Indiferencia generalizada. Yo ni pestañeo, sigo a lo mío. La señora a la que atiendo tiene la feliz idea de comentar que la humedad le provoca dolor de huesos. El otro aprovecha para soltar una de sus frases lapidarias: «La gente da importancia a cosas que no la tienen». Espera a sufrir una rotura de pelvis y te lanzaremos de vuelta tu propia frase. Debemos tener paciencia, en solo unos minutos se habrá marchado. Si se piensa bien, este tipo de personas son una bendición para la humanidad, gracias a ellas una nunca termina de acostumbrarse a la bondad de la gente, no considera la amabilidad como un bien adquirido por derecho natural. A su lado, todo el mundo parece más simpático. Además, se tiende a apreciar de un modo especial cada segundo de vida lejos de él. Imagino su existencia: apartado de su familia, siempre a la gresca con sus vecinos. Hasta su gato se meará en sus zapatos. Todos habíamos confiado siempre en que algún día recibiría su merecido. Lo que no podíamos imaginar es que la encargada de proporcionárselo fuera a ser esa viejecita enfundada en un impermeable y con un paraguas de flores.
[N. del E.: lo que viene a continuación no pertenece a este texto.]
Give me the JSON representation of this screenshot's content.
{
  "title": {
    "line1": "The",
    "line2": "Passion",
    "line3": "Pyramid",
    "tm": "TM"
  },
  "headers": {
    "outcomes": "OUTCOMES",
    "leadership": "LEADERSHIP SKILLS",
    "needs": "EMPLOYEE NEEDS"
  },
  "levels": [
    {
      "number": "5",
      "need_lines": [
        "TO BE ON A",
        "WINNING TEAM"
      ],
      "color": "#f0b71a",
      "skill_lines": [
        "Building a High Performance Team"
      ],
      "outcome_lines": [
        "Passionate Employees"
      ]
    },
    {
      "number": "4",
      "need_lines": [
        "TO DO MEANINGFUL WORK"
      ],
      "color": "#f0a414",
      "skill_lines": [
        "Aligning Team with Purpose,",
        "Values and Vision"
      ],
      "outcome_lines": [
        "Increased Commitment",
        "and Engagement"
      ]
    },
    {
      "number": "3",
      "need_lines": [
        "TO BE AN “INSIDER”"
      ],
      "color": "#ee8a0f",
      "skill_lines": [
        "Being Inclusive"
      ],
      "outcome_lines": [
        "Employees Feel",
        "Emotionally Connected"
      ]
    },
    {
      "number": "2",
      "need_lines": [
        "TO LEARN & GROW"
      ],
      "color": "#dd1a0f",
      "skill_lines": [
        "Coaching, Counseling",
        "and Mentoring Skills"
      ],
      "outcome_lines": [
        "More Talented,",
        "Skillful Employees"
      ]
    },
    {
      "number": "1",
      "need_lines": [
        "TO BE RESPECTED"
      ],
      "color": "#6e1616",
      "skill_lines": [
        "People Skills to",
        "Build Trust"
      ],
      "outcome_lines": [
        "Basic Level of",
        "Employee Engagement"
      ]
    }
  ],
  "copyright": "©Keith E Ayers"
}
Llega el turno de esta, y avanza hasta el mostrador. Nos saluda a la señora Bergerot y a mí. Suele venir cada dos días. Hace un mes la operaron de cataratas, y es notorio lo mucho que ha cambiado su visión del mundo.
—¿Me da por favor media baguette y una hogaza, si tiene?
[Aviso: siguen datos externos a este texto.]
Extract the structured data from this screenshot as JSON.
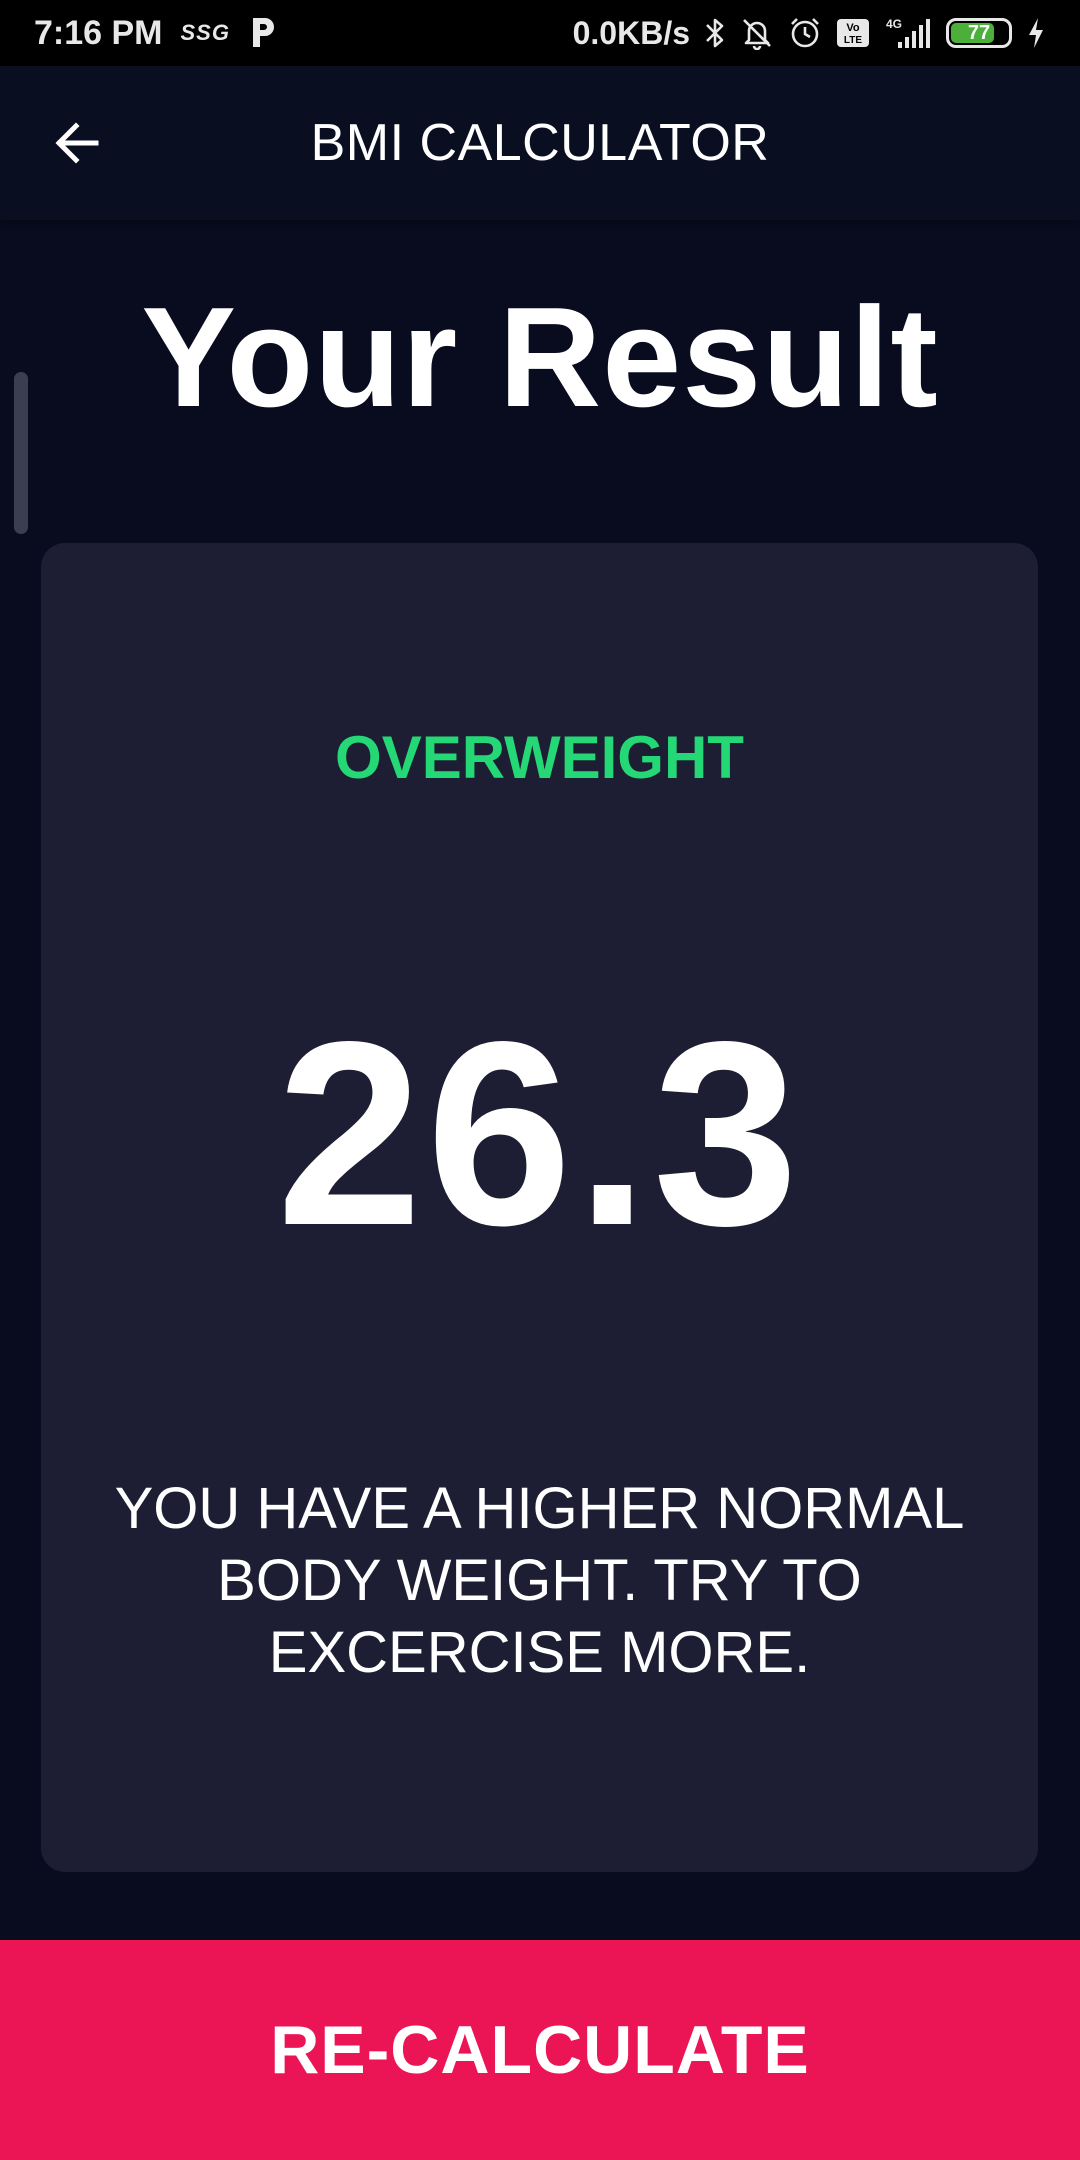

—Espero que tengan, de lo contrario esto no sería una panadería —interviene el cretino.
Es el único en reírse. La ancianita levanta los ojos hacia el techo. El imbécil insiste:
—Cuando uno ve lo espabiladas que son las mujeres, entiende mejor por qué Dios es hombre.
Algo se altera en el rostro de la viejecita. Apoya la baguette sobre el mostrador, esquiva a la persona que la separa de Calant y lo acribilla con su mirada renovada. Todos contenemos la respiración. No hay duda de que le va a soltar a la cara unas cuantas verdades. Cuando llega hasta él, levanta su paraguas y lo golpea con todas sus fuerzas mientras grita:
—¡Cierra el pico de una vez, imbécil!
Se abalanza sobre él y sigue atizándolo como si fuera un herrero. Todo el mundo se queda perplejo pero nadie interviene. En algunos la expresión roza la auténtica satisfacción. Olvidad a los superhéroes de disfraz ajustado y con capas al viento. Se acabaron los hombres musculosos que surgen del cielo para restablecer la justicia y salvar al mundo. La cosa ha cambiado. La mano del destino, la venganza divina, la emprende una anciana que empuña la más terrible de las armas: un paraguas de flores.
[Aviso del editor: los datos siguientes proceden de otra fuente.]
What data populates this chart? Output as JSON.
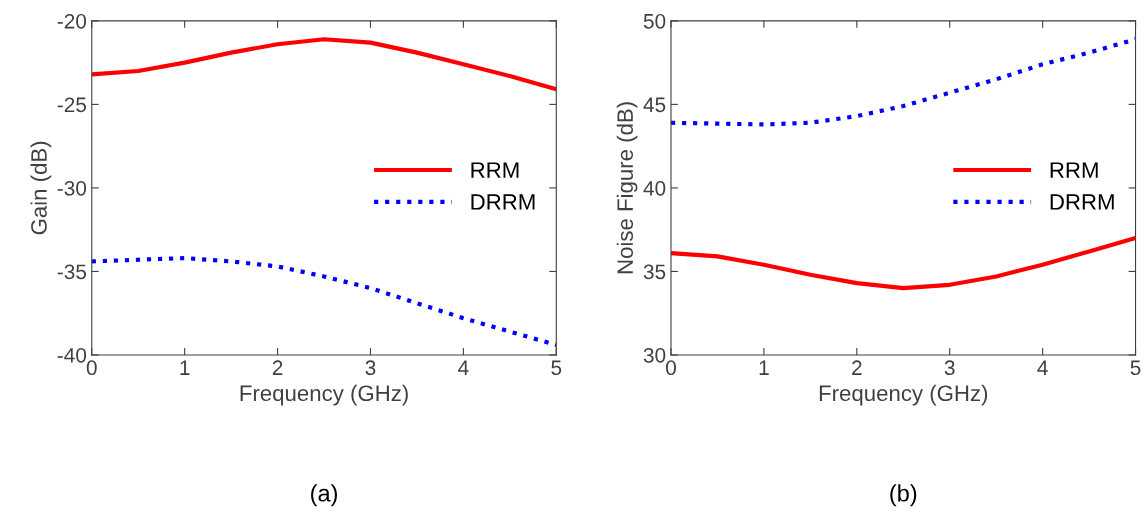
{
  "chart_data": [
    {
      "type": "line",
      "xlabel": "Frequency (GHz)",
      "ylabel": "Gain (dB)",
      "annotations": [
        "(a)"
      ],
      "x": [
        0,
        0.5,
        1,
        1.5,
        2,
        2.5,
        3,
        3.5,
        4,
        4.5,
        5
      ],
      "xlim": [
        0,
        5
      ],
      "xticks": [
        0,
        1,
        2,
        3,
        4,
        5
      ],
      "ylim": [
        -40,
        -20
      ],
      "yticks": [
        -40,
        -35,
        -30,
        -25,
        -20
      ],
      "grid": false,
      "legend": "right",
      "series": [
        {
          "name": "RRM",
          "color": "#ff0000",
          "line_style": "solid",
          "values": [
            -23.2,
            -23.0,
            -22.5,
            -21.9,
            -21.4,
            -21.1,
            -21.3,
            -21.9,
            -22.6,
            -23.3,
            -24.1
          ]
        },
        {
          "name": "DRRM",
          "color": "#0000ff",
          "line_style": "dotted",
          "values": [
            -34.4,
            -34.3,
            -34.2,
            -34.4,
            -34.7,
            -35.3,
            -36.0,
            -36.9,
            -37.8,
            -38.6,
            -39.4
          ]
        }
      ]
    },
    {
      "type": "line",
      "xlabel": "Frequency (GHz)",
      "ylabel": "Noise Figure (dB)",
      "annotations": [
        "(b)"
      ],
      "x": [
        0,
        0.5,
        1,
        1.5,
        2,
        2.5,
        3,
        3.5,
        4,
        4.5,
        5
      ],
      "xlim": [
        0,
        5
      ],
      "xticks": [
        0,
        1,
        2,
        3,
        4,
        5
      ],
      "ylim": [
        30,
        50
      ],
      "yticks": [
        30,
        35,
        40,
        45,
        50
      ],
      "grid": false,
      "legend": "right",
      "series": [
        {
          "name": "RRM",
          "color": "#ff0000",
          "line_style": "solid",
          "values": [
            36.1,
            35.9,
            35.4,
            34.8,
            34.3,
            34.0,
            34.2,
            34.7,
            35.4,
            36.2,
            37.0
          ]
        },
        {
          "name": "DRRM",
          "color": "#0000ff",
          "line_style": "dotted",
          "values": [
            43.9,
            43.85,
            43.8,
            43.9,
            44.3,
            44.9,
            45.7,
            46.5,
            47.4,
            48.1,
            48.9
          ]
        }
      ]
    }
  ]
}
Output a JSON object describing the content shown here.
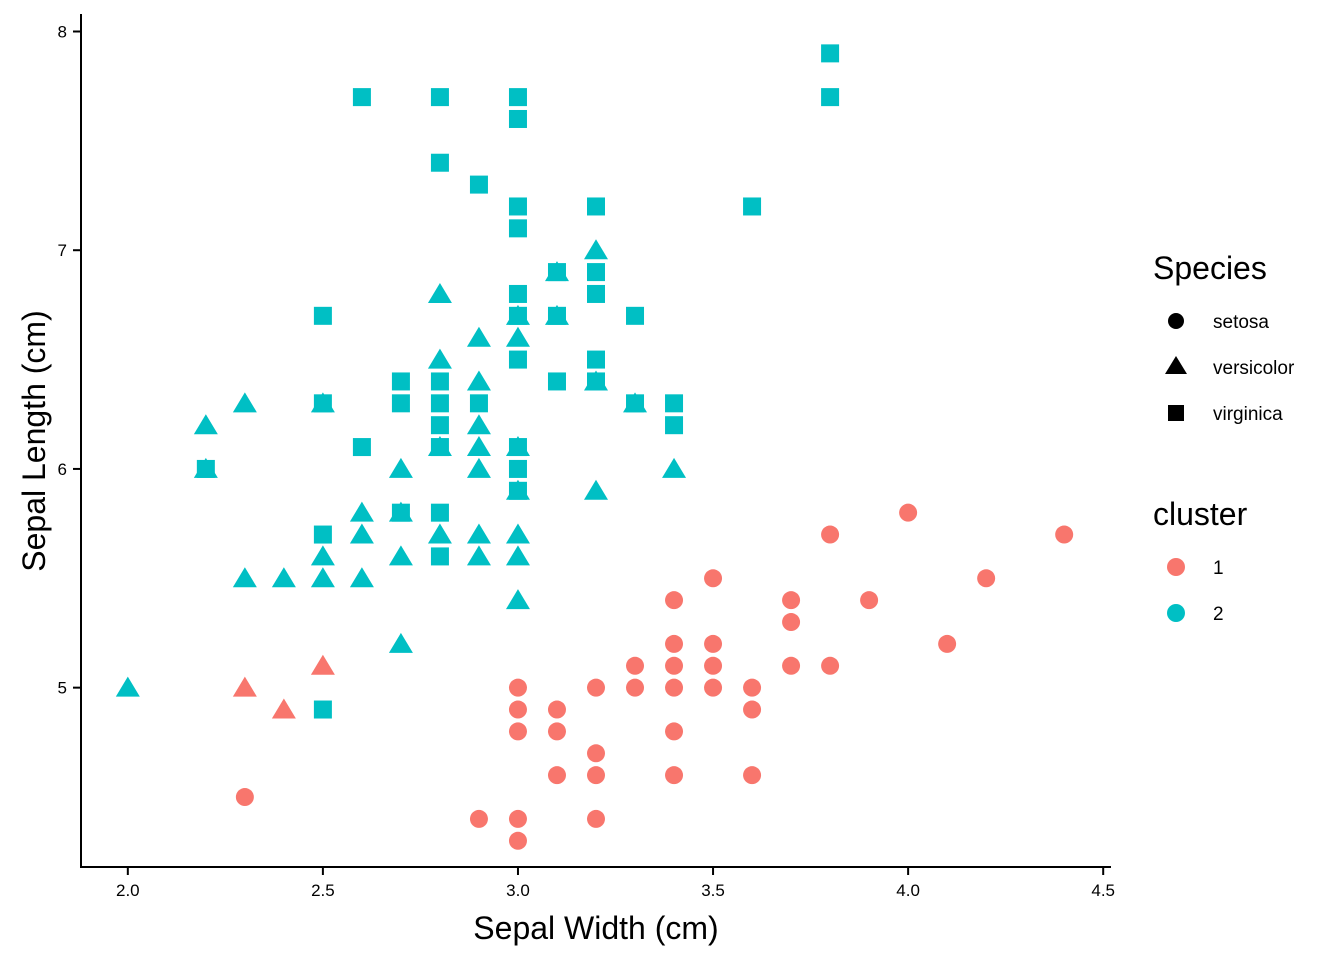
{
  "chart_data": {
    "type": "scatter",
    "title": "",
    "xlabel": "Sepal Width (cm)",
    "ylabel": "Sepal Length (cm)",
    "xlim": [
      1.88,
      4.52
    ],
    "ylim": [
      4.18,
      8.08
    ],
    "xticks": [
      2.0,
      2.5,
      3.0,
      3.5,
      4.0,
      4.5
    ],
    "xtick_labels": [
      "2.0",
      "2.5",
      "3.0",
      "3.5",
      "4.0",
      "4.5"
    ],
    "yticks": [
      5,
      6,
      7,
      8
    ],
    "ytick_labels": [
      "5",
      "6",
      "7",
      "8"
    ],
    "grid": false,
    "legend_position": "right",
    "legends": {
      "species": {
        "title": "Species",
        "items": [
          {
            "label": "setosa",
            "shape": "circle"
          },
          {
            "label": "versicolor",
            "shape": "triangle"
          },
          {
            "label": "virginica",
            "shape": "square"
          }
        ]
      },
      "cluster": {
        "title": "cluster",
        "items": [
          {
            "label": "1",
            "color": "#F8766D"
          },
          {
            "label": "2",
            "color": "#00BFC4"
          }
        ]
      }
    },
    "colors": {
      "1": "#F8766D",
      "2": "#00BFC4",
      "legend_shape": "#000000"
    },
    "series": [
      {
        "name": "setosa",
        "shape": "circle",
        "cluster": "1",
        "points": [
          [
            3.0,
            5.0
          ],
          [
            3.0,
            4.9
          ],
          [
            3.0,
            4.8
          ],
          [
            3.0,
            4.4
          ],
          [
            3.0,
            4.3
          ],
          [
            3.1,
            4.9
          ],
          [
            3.1,
            4.8
          ],
          [
            3.1,
            4.6
          ],
          [
            3.2,
            5.0
          ],
          [
            3.2,
            4.7
          ],
          [
            3.2,
            4.6
          ],
          [
            3.2,
            4.4
          ],
          [
            2.9,
            4.4
          ],
          [
            2.3,
            4.5
          ],
          [
            3.3,
            5.1
          ],
          [
            3.3,
            5.0
          ],
          [
            3.4,
            5.4
          ],
          [
            3.4,
            5.2
          ],
          [
            3.4,
            5.1
          ],
          [
            3.4,
            5.0
          ],
          [
            3.4,
            4.8
          ],
          [
            3.4,
            4.6
          ],
          [
            3.5,
            5.5
          ],
          [
            3.5,
            5.2
          ],
          [
            3.5,
            5.1
          ],
          [
            3.5,
            5.0
          ],
          [
            3.6,
            5.0
          ],
          [
            3.6,
            4.9
          ],
          [
            3.6,
            4.6
          ],
          [
            3.7,
            5.4
          ],
          [
            3.7,
            5.3
          ],
          [
            3.7,
            5.1
          ],
          [
            3.8,
            5.7
          ],
          [
            3.8,
            5.1
          ],
          [
            3.9,
            5.4
          ],
          [
            4.0,
            5.8
          ],
          [
            4.1,
            5.2
          ],
          [
            4.2,
            5.5
          ],
          [
            4.4,
            5.7
          ]
        ]
      },
      {
        "name": "versicolor",
        "shape": "triangle",
        "cluster": "1",
        "points": [
          [
            2.3,
            5.0
          ],
          [
            2.4,
            4.9
          ],
          [
            2.5,
            5.1
          ]
        ]
      },
      {
        "name": "versicolor",
        "shape": "triangle",
        "cluster": "2",
        "points": [
          [
            2.0,
            5.0
          ],
          [
            2.2,
            6.2
          ],
          [
            2.2,
            6.0
          ],
          [
            2.3,
            6.3
          ],
          [
            2.3,
            5.5
          ],
          [
            2.4,
            5.5
          ],
          [
            2.5,
            6.3
          ],
          [
            2.5,
            5.6
          ],
          [
            2.5,
            5.5
          ],
          [
            2.6,
            5.8
          ],
          [
            2.6,
            5.7
          ],
          [
            2.6,
            5.5
          ],
          [
            2.7,
            6.0
          ],
          [
            2.7,
            5.8
          ],
          [
            2.7,
            5.6
          ],
          [
            2.7,
            5.2
          ],
          [
            2.8,
            6.8
          ],
          [
            2.8,
            6.5
          ],
          [
            2.8,
            6.1
          ],
          [
            2.8,
            5.7
          ],
          [
            2.9,
            6.6
          ],
          [
            2.9,
            6.4
          ],
          [
            2.9,
            6.2
          ],
          [
            2.9,
            6.1
          ],
          [
            2.9,
            6.0
          ],
          [
            2.9,
            5.7
          ],
          [
            2.9,
            5.6
          ],
          [
            3.0,
            6.7
          ],
          [
            3.0,
            6.6
          ],
          [
            3.0,
            6.1
          ],
          [
            3.0,
            5.9
          ],
          [
            3.0,
            5.7
          ],
          [
            3.0,
            5.6
          ],
          [
            3.0,
            5.4
          ],
          [
            3.1,
            6.9
          ],
          [
            3.1,
            6.7
          ],
          [
            3.2,
            7.0
          ],
          [
            3.2,
            6.4
          ],
          [
            3.2,
            5.9
          ],
          [
            3.3,
            6.3
          ],
          [
            3.4,
            6.0
          ]
        ]
      },
      {
        "name": "virginica",
        "shape": "square",
        "cluster": "2",
        "points": [
          [
            2.2,
            6.0
          ],
          [
            2.5,
            6.7
          ],
          [
            2.5,
            6.3
          ],
          [
            2.5,
            5.7
          ],
          [
            2.5,
            4.9
          ],
          [
            2.6,
            7.7
          ],
          [
            2.6,
            6.1
          ],
          [
            2.7,
            6.4
          ],
          [
            2.7,
            6.3
          ],
          [
            2.7,
            5.8
          ],
          [
            2.8,
            7.7
          ],
          [
            2.8,
            7.4
          ],
          [
            2.8,
            6.4
          ],
          [
            2.8,
            6.3
          ],
          [
            2.8,
            6.2
          ],
          [
            2.8,
            6.1
          ],
          [
            2.8,
            5.8
          ],
          [
            2.8,
            5.6
          ],
          [
            2.9,
            7.3
          ],
          [
            2.9,
            6.3
          ],
          [
            3.0,
            7.7
          ],
          [
            3.0,
            7.6
          ],
          [
            3.0,
            7.2
          ],
          [
            3.0,
            7.1
          ],
          [
            3.0,
            6.8
          ],
          [
            3.0,
            6.7
          ],
          [
            3.0,
            6.5
          ],
          [
            3.0,
            6.1
          ],
          [
            3.0,
            6.0
          ],
          [
            3.0,
            5.9
          ],
          [
            3.1,
            6.9
          ],
          [
            3.1,
            6.7
          ],
          [
            3.1,
            6.4
          ],
          [
            3.2,
            7.2
          ],
          [
            3.2,
            6.9
          ],
          [
            3.2,
            6.8
          ],
          [
            3.2,
            6.5
          ],
          [
            3.2,
            6.4
          ],
          [
            3.3,
            6.7
          ],
          [
            3.3,
            6.3
          ],
          [
            3.4,
            6.3
          ],
          [
            3.4,
            6.2
          ],
          [
            3.6,
            7.2
          ],
          [
            3.8,
            7.9
          ],
          [
            3.8,
            7.7
          ]
        ]
      }
    ]
  }
}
Calant intenta protegerse la cara de los golpes mientras emite grititos de rata. Pero pierde el equilibrio y se cae de culo. La señora se inclina sobre él.
—Hace años que se dedica a envenenar la vida del barrio. No respeta a las mujeres y aterroriza a los niños. Usted es un capullo —le planta unos paraguazos más antes de añadir—: Y ya que tanto le gustan las citas, déjeme enseñarle una. Pitágoras dijo: «El silencio es la primera piedra del templo de la sabiduría». ¡Así que cállese de una vez!
—Pero señora…
—¡Cierre el pico! Y no olvide nunca tampoco que Platón dijo: «Sé amable, cada persona que te encuentras está librando su propia batalla».
Aplausos. Calant se marcha a cuatro patas. De pronto la mujer ya no renquea, a diferencia de su paraguas, que está todo doblado. Todos la felicitan. La señora Bergerot no le cobra su compra. Julien y Denis le dan un beso. Yo pienso regalarle un nuevo paraguas. También imagino lo que mi abuela hubiera dicho en semejante situación: «Mientras haya ancianas habrá esperanzas».
Fragmento de Mañana lo dejo, de Gilles Legardinier
3 Comments
Qué bonito Bea!!!
¡Te ha molado eh! 🙂 El libro me gustó un montón
Que genial!! De verdad me ha encantado, divertidisimo. Gracias por el comentario en mi blog. Un besazoooo!!!.